Have you seen what rates have been doing recently?
Here is the chart of the US benchmark rate (10-year yield)…
They have fallen one-half of a percent.
Critics will argue that this is because of concerns about economic growth.
However, earnings and GDP growth are just fine. I think rates rose last year in response to investor positioning – nothing more.
Yields have been stable for several years. (Note the horizontal green line on the chart.)
I highly doubt rates will play a critical role in the economy or the stock market if the 10-year yield hovers at these levels (+/-1%).
In fact, stocks will continue to benefit if they do!
Sentiment
It’s incredible how investor sentiment has deteriorated over such a short period.
I imagine the uncertainty surrounding the new Trump administration has had an impact. However, there also seem to have been some changes in the nature of the sentiment indicators.
The amplification effects of social media have likely led to much larger swings than in the past.
One piece of sentiment data we closely monitor is the American Association of Individual Investors (AAII) Bullish vs Bearish sentiment survey.
The AAII has been around for decades and is a nonprofit with 150,000 members who are individual investors. They are not meme stock traders but represent regular folks.
Recently, the spread between Bulls and Bears (black line on the chart below) fell to -40 in favor of the Bears, which has happened only a handful of times in the last 35 years.
Check out the S&P 500 chart and the table with forward returns following similar levels of pessimism…
In the near term (2-3 weeks), the next move in the stock market is a coin flip.
If you look six months out, though, the stock market is up 90% of the time. It is also up an average of +13.7%. Those are incredible odds.
Even the one time it didn’t work, the market was only down -0.35% a year later.
Since the bull market is showing no signs that over – the question becomes, what should you buy?
Your Shopping List
What has been interesting about this sell-off is that many stocks have not gone down.
The equal-weighted S&P 500 index (SPW) is outperforming the market capitalization-weighted S&P 500 (SPX). You may have seen this in the price action of your stocks.
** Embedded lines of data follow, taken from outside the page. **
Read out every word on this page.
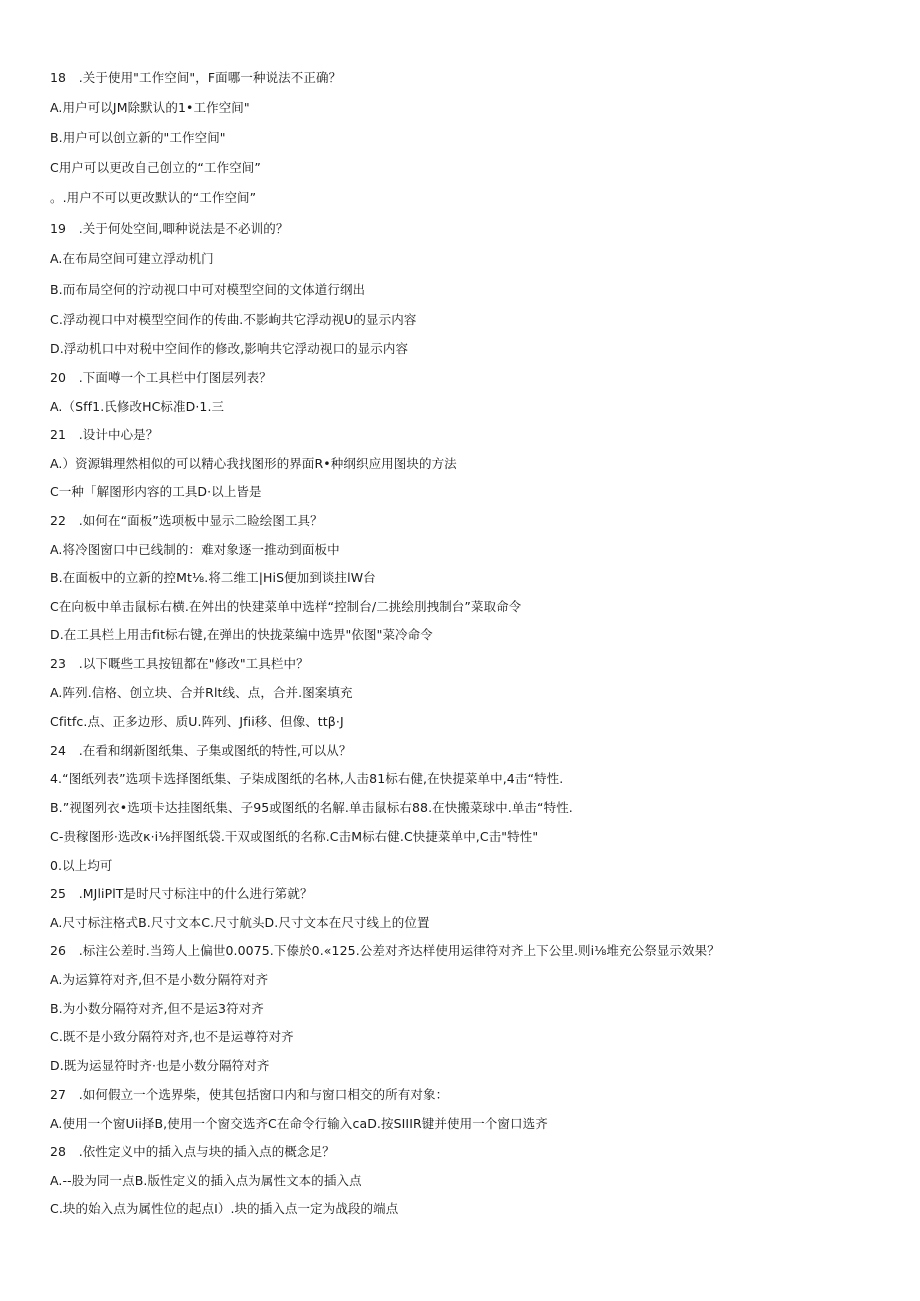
18　.关于使用"工作空间"，F面哪一种说法不正确？
A.用户可以JM除默认的1•工作空间"
B.用户可以创立新的"工作空间"
C用户可以更改自己创立的“工作空间”
。.用户不可以更改默认的“工作空间”
19　.关于何处空间,唧种说法是不必训的？
A.在布局空间可建立浮动机门
B.而布局空何的泞动视口中可对模型空间的文体道行纲出
C.浮动视口中对模型空间作的传曲.不影峋共它浮动视U的显示内容
D.浮动机口中对税中空间作的修改,影响共它浮动视口的显示内容
20　.下面噂一个工具栏中仃图层列表？
A.（Sff1.氏修改HC标准D·1.三
21　.设计中心是？
A.）资源辑理然相似的可以精心我找图形的界面R•种纲织应用图块的方法
C一种「解图形内容的工具D·以上皆是
22　.如何在“面板”选项板中显示二睑绘图工具？
A.将冷图窗口中已线制的：难对象逐一推动到面板中
B.在面板中的立新的控Mt⅛.将二维工|HiS便加到谈拄lW台
C在向板中单击鼠标右横.在舛出的快建菜单中选样“控制台/二挑绘刖拽制台”菜取命令
D.在工具栏上用击fit标右键,在弹出的快拢菜编中选畀"依图"菜冷命令
23　.以下嘅些工具按钮都在"修改"工具栏中？
A.阵列.信格、创立块、合并Rlt线、点，合并.图案填充
Cfitfc.点、正多边形、质U.阵列、Jfii移、但像、ttβ·J
24　.在看和纲新图纸集、子集或图纸的特性,可以从？
4.“图纸列表”选项卡选择图纸集、子柒成图纸的名林,人击81标右健,在快提菜单中,4击“特性.
B.”视图列衣•选项卡达挂图纸集、子95或图纸的名解.单击鼠标右88.在快搬菜球中.单击“特性.
C-贵稼图形·选改κ·i⅛抨图纸袋.干双或图纸的名称.C击M标右健.C快捷菜单中,C击"特性"
0.以上均可
25　.MJliPlT是时尺寸标注中的什么进行笫就？
A.尺寸标注格式B.尺寸文本C.尺寸航头D.尺寸文本在尺寸线上的位置
26　.标注公差时.当筠人上偏世0.0075.下傣於0.«125.公差对齐达样使用运律符对齐上下公里.则i⅛堆充公祭显示效果？
A.为运算符对齐,但不是小数分隔符对齐
B.为小数分隔符对齐,但不是运3符对齐
C.既不是小致分隔符对齐,也不是运尊符对齐
D.既为运显符时齐·也是小数分隔符对齐
27　.如何假立一个选界柴，使其包括窗口内和与窗口相交的所有对象：
A.使用一个窗Uii择B,使用一个窗交选齐C在命令行输入caD.按SIIIR键并使用一个窗口选齐
28　.依性定义中的插入点与块的插入点的概念足？
A.--股为同一点B.版性定义的插入点为属性文本的插入点
C.块的始入点为属性位的起点I）.块的插入点一定为战段的端点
SPW’s outperformance supports my bullish outlook and suggests that mega-caps have been hit the hardest. You want to buy these beat-down leaders.
Take a look at this post from X/Twitter showing the moves in the Magnificent Seven (plus AVGO) stocks…
Maybe these companies’ shares won’t lead the stock market in 2025. That doesn’t mean they aren’t great companies with strong competitive positions, incredible balance sheets, and cash flows.
If you are going to “BTFD” why not buy the BEST?
Remember that bull markets are the periods where you can change your financial future by being thoughtfully aggressive. That time is now.